100 Questions is a bland, forgettable sitcom in the Friends mode, with a bunch of interchangeable attractive people looking for love. Although its premise, in which main character Charlotte Payne answers a 100-question survey for a dating service, is clever, the execution offers nothing new.

Pros

  • Generally likable cast
  • Clever premise

Cons

  • Thoroughly generic characters and scenarios
  • Stale jokes
  • Premise could get old quickly

Description

  • Premiere airs May 27, 2010, at 8:30 p.m. EST on NBC
  • Stars Sophie Winkleman, Smith Cho, Collette Wolfe, Christopher Moynihan, David Walton, Michael Benjamin Washington
  • Created by Christopher Moynihan

Guide Review - '100 Questions' Premiere

Delayed numerous times (it was initially announced as part of NBC’s upcoming fall schedule in May 2009), 100 Questions limps onto the air with ample evidence of why the network booted it to summer. The show starts with a fairly clever premise: Single New Yorker Charlotte Payne (Sophie Winkleman) has decided to sign up for a dating service in order to meet the man of her dreams, and to do so she has to answer a 100-question personality survey about what she’s looking for in a mate. Each question prompts a recollection of an incident from Charlotte’s romantic past.

In practice, though, the questions merely bookend a generic sitcom about a group of telegenic urban friends looking for love. Charlotte is meant to be so charming that men can’t help but propose to her (as one particularly unlucky beau does in the pilot), but she’s no more attractive or enticing than her two female friends, and all three of them are completely uninteresting as people. The pilot already sets up a bit of an unrequited-love dynamic between Charlotte and her male friend Wayne (David Walton), and there’s a sinking sense that after all 100 questions, she’ll probably just end up with that guy anyway.

The actors are all reasonably charming, although the show’s creator, Christopher Moynihan, is probably the least appealing, as the most obnoxious friend in the group. The plot of the opening episode is nothing special, and could easily be recycled for use on any post-Friends show in the last decade. The overbearing laugh track does little to help sell the feeble jokes, and only makes the show more grating.

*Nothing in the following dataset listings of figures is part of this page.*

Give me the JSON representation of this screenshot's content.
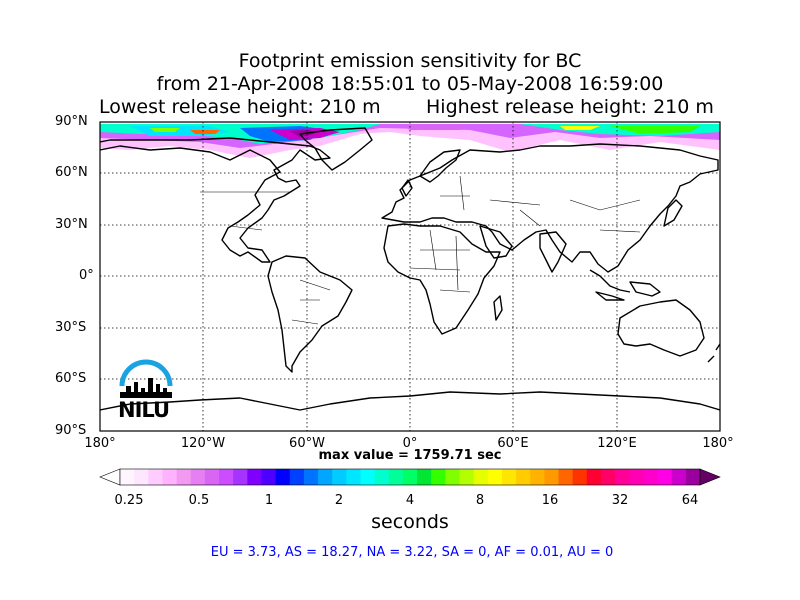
{
  "title": {
    "line1": "Footprint emission sensitivity for BC",
    "line2": "from 21-Apr-2008 18:55:01 to 05-May-2008 16:59:00",
    "line3_left": "Lowest release height: 210 m",
    "line3_right": "Highest release height: 210 m"
  },
  "map": {
    "lat_labels": [
      "90°N",
      "60°N",
      "30°N",
      "0°",
      "30°S",
      "60°S",
      "90°S"
    ],
    "lon_labels": [
      "180°",
      "120°W",
      "60°W",
      "0°",
      "60°E",
      "120°E",
      "180°"
    ],
    "max_value": "max value = 1759.71 sec",
    "logo_text": "NILU"
  },
  "colorbar": {
    "tick_labels": [
      "0.25",
      "0.5",
      "1",
      "2",
      "4",
      "8",
      "16",
      "32",
      "64"
    ],
    "unit": "seconds",
    "colors": [
      "#fff5ff",
      "#ffe6ff",
      "#ffccff",
      "#ffb3ff",
      "#f299f2",
      "#e680f2",
      "#d966f2",
      "#cc4dff",
      "#a633ff",
      "#8000ff",
      "#4d00ff",
      "#0000ff",
      "#0040ff",
      "#0073ff",
      "#00a6ff",
      "#00ccff",
      "#00e6ff",
      "#00ffff",
      "#00ffcc",
      "#00ff99",
      "#00ff66",
      "#00e633",
      "#33ff00",
      "#80ff00",
      "#b3ff00",
      "#e6ff00",
      "#ffff00",
      "#ffe600",
      "#ffcc00",
      "#ffb300",
      "#ff9900",
      "#ff6600",
      "#ff3300",
      "#ff0033",
      "#ff0066",
      "#ff0099",
      "#ff00b3",
      "#ff00cc",
      "#ff00e6",
      "#cc00cc",
      "#99009e"
    ]
  },
  "stats": "EU = 3.73,  AS = 18.27,  NA = 3.22,  SA = 0,  AF = 0.01,  AU = 0"
}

The promise is that we’ll learn more about Charlotte and her friends as she answers more questions, but the writers are going to have to go to increasingly silly lengths to get plots out of generalized relationship topics. That probably won’t end up being an issue, though, since 100 Questions is getting its limited episode order dumped with little fanfare into the dead of summer. It’s likely we’ll end up with a show more properly titled Six Questions.

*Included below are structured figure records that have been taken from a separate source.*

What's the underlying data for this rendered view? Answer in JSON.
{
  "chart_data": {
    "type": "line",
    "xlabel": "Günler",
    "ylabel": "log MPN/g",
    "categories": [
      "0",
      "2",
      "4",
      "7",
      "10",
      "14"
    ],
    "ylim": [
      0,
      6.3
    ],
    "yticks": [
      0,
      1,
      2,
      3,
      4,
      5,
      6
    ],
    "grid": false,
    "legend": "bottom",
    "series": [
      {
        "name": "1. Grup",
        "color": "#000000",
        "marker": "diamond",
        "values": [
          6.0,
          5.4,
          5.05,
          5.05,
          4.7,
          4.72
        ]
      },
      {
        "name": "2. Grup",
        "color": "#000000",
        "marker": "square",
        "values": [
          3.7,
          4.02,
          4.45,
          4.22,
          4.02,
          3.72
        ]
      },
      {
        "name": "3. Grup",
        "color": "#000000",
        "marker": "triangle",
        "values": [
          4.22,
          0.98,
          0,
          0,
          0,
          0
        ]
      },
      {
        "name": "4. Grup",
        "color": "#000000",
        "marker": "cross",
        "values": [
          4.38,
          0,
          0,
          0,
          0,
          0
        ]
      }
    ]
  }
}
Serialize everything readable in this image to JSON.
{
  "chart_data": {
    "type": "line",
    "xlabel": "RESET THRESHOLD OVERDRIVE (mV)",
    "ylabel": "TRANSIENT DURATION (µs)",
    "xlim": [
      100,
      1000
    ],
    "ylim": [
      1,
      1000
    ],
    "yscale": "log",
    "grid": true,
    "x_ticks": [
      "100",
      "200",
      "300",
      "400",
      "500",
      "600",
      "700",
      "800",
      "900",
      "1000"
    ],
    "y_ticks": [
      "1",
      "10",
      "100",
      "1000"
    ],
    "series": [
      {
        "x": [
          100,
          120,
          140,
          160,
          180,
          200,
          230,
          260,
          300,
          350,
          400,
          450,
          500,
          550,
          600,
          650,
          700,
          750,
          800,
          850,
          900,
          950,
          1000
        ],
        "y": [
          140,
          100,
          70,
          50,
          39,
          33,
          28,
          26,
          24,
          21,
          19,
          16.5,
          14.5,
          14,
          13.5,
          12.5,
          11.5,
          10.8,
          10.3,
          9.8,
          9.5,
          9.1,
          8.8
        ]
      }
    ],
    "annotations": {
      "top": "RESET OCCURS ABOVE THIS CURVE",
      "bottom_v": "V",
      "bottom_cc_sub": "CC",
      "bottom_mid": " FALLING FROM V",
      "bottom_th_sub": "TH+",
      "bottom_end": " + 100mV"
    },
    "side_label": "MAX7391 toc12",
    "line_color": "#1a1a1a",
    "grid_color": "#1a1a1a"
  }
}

Disclosure: A review screener was provided by the network. For more information, please see our Ethics Policy.

User Reviews

 2 out of 5
Laugh Track Much?, Member BimboKay

This show is pitiful. I could hardly pay attention to the first scenes because of the annoying and CONSTANT laugh track. Most of these characters would not be friends. If this show is trying to appeal to 14-year-old girls, MAYBE it works. And, yeah, assaulting a shoe clerk is funny, REALLY funny. Gotta go and delete this from my DVR.